For one, a web site called Pacific Pundit reports that Brett Kavanaugh’s mother, Martha Kavanaugh, was the judge in state district court in Maryland for a foreclosure case concerning the accuser’s parents in 1996. The commentary on the web site suggests revenge as a motive for the accuser.
Seems like a reach. But it also suggests the Kavanaugh family may have been on the accuser’s mind well before she first described to a therapist in 2012 a disturbing incident from her adolescence involving two teen-age boys. (Or was that four teen-age boys, as the therapist’s notes suggest?)
Is it possible that the incident actually happened, but that she has identified the wrong person as the attacker?
Seems plausible, given the lack of specificity in her memory about the event — which isn’t unusual in cases of severe trauma.
Not convinced?
Let’s imagine instead that Christine Blasey Ford presents as a sympathetic and compelling witness. And let’s imagine that Brett Kavanaugh’s response is a forceful and persuasive total denial.
What then?
The usual investigative technique in such cases is to see if there are other instances that suggest a pattern of bad behavior that shores up the credibility of individual accusations.
So far, there are none. Kavanaugh has issued a blanket denial: “I have never done anything like what the accuser describes – to her or to anyone.”
That’s a challenge to accusers and dirt-diggers everywhere: Find another instance.
If none comes forward, it’s impossible to deny Kavanaugh confirmation on the basis of this accusation.
Here’s why:
Imagine the following scenario. A political partisan (as Ford appears to be) desperate to preserve a peculiar political agenda makes up a damaging, unproven, and unrefutable accusation against a political nominee she despises. Her only evidence is her own word, and she’s hoping she can somehow sink the nominee anonymously by telling her story to someone with influence who can somehow use the information to undercut him. Events get out of her control, and she’s forced to go public with her tall tale – and to stand by it and repeat it under oath, or else lose all credibility not only for her accusation but in her regular life.
We’re not suggesting Ford did that here. But someone could.
No one should be allowed on that basis to sink a person’s reputation and aspirations.
Ford’s claims about Kavanaugh are not analogous to the Roy Moore situation last year.
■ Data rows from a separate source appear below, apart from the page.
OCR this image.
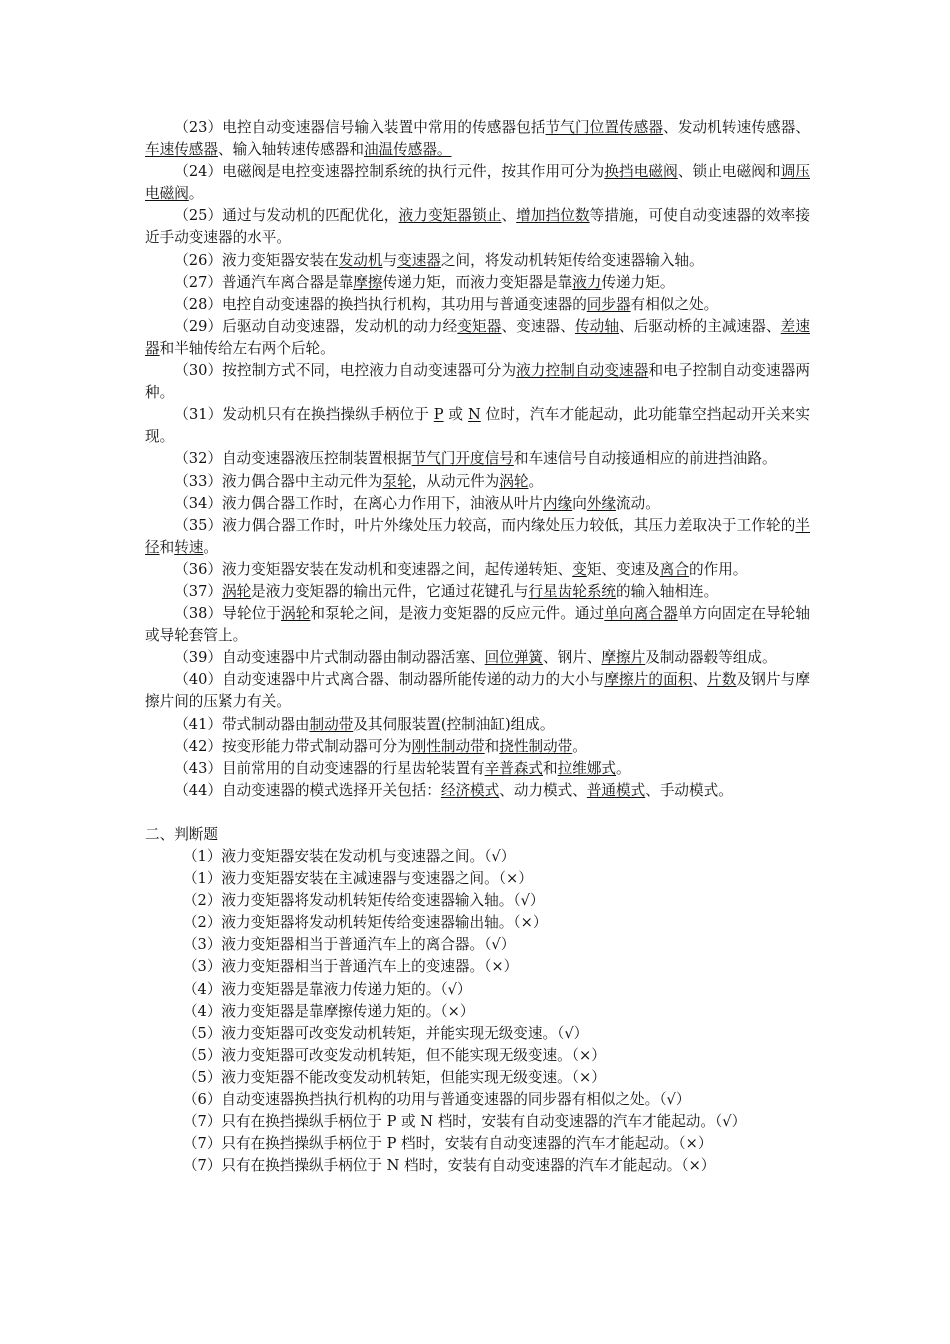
（23）电控自动变速器信号输入装置中常用的传感器包括节气门位置传感器、发动机转速传感器、车速传感器、输入轴转速传感器和油温传感器。

（24）电磁阀是电控变速器控制系统的执行元件，按其作用可分为换挡电磁阀、锁止电磁阀和调压电磁阀。

（25）通过与发动机的匹配优化，液力变矩器锁止、增加挡位数等措施，可使自动变速器的效率接近手动变速器的水平。

（26）液力变矩器安装在发动机与变速器之间，将发动机转矩传给变速器输入轴。

（27）普通汽车离合器是靠摩擦传递力矩，而液力变矩器是靠液力传递力矩。

（28）电控自动变速器的换挡执行机构，其功用与普通变速器的同步器有相似之处。

（29）后驱动自动变速器，发动机的动力经变矩器、变速器、传动轴、后驱动桥的主减速器、差速器和半轴传给左右两个后轮。

（30）按控制方式不同，电控液力自动变速器可分为液力控制自动变速器和电子控制自动变速器两种。

（31）发动机只有在换挡操纵手柄位于 P 或 N 位时，汽车才能起动，此功能靠空挡起动开关来实现。

（32）自动变速器液压控制装置根据节气门开度信号和车速信号自动接通相应的前进挡油路。

（33）液力偶合器中主动元件为泵轮，从动元件为涡轮。

（34）液力偶合器工作时，在离心力作用下，油液从叶片内缘向外缘流动。

（35）液力偶合器工作时，叶片外缘处压力较高，而内缘处压力较低，其压力差取决于工作轮的半径和转速。

（36）液力变矩器安装在发动机和变速器之间，起传递转矩、变矩、变速及离合的作用。

（37）涡轮是液力变矩器的输出元件，它通过花键孔与行星齿轮系统的输入轴相连。

（38）导轮位于涡轮和泵轮之间，是液力变矩器的反应元件。通过单向离合器单方向固定在导轮轴或导轮套管上。

（39）自动变速器中片式制动器由制动器活塞、回位弹簧、钢片、摩擦片及制动器毂等组成。

（40）自动变速器中片式离合器、制动器所能传递的动力的大小与摩擦片的面积、片数及钢片与摩擦片间的压紧力有关。

（41）带式制动器由制动带及其伺服装置(控制油缸)组成。

（42）按变形能力带式制动器可分为刚性制动带和挠性制动带。

（43）目前常用的自动变速器的行星齿轮装置有辛普森式和拉维娜式。

（44）自动变速器的模式选择开关包括：经济模式、动力模式、普通模式、手动模式。

二、判断题

（1）液力变矩器安装在发动机与变速器之间。（√）

（1）液力变矩器安装在主减速器与变速器之间。（×）

（2）液力变矩器将发动机转矩传给变速器输入轴。（√）

（2）液力变矩器将发动机转矩传给变速器输出轴。（×）

（3）液力变矩器相当于普通汽车上的离合器。（√）

（3）液力变矩器相当于普通汽车上的变速器。（×）

（4）液力变矩器是靠液力传递力矩的。（√）

（4）液力变矩器是靠摩擦传递力矩的。（×）

（5）液力变矩器可改变发动机转矩，并能实现无级变速。（√）

（5）液力变矩器可改变发动机转矩，但不能实现无级变速。（×）

（5）液力变矩器不能改变发动机转矩，但能实现无级变速。（×）

（6）自动变速器换挡执行机构的功用与普通变速器的同步器有相似之处。（√）

（7）只有在换挡操纵手柄位于 P 或 N 档时，安装有自动变速器的汽车才能起动。（√）

（7）只有在换挡操纵手柄位于 P 档时，安装有自动变速器的汽车才能起动。（×）

（7）只有在换挡操纵手柄位于 N 档时，安装有自动变速器的汽车才能起动。（×）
In that case, large numbers of women, some with corroborating evidence, came forward on the record to make ugly accusations against Moore that were plausible and sounded similar to what other women whom they didn’t know were saying around the same time. It was impossible to dismiss their claims, which is why Moore lost the U.S. Senate election in Alabama.
But that’s not the case here.
And in the absence of corroboration for Ford’s claims, and in the absence of a single other plausible accusation against Kavanaugh, Ford’s accusation against Kavanaugh can’t stand.
It’s reasonable for the Senate Judiciary Committee to make further inquiries. But if no other shoes drop, Kavanaugh should be confirmed, in short order.
And if he’s innocent of these unproven charges, he can spend the rest of his days uttering Reagan cabinet member Ray Donovan’s famous line:
“Which office do I go to to get my reputation back”?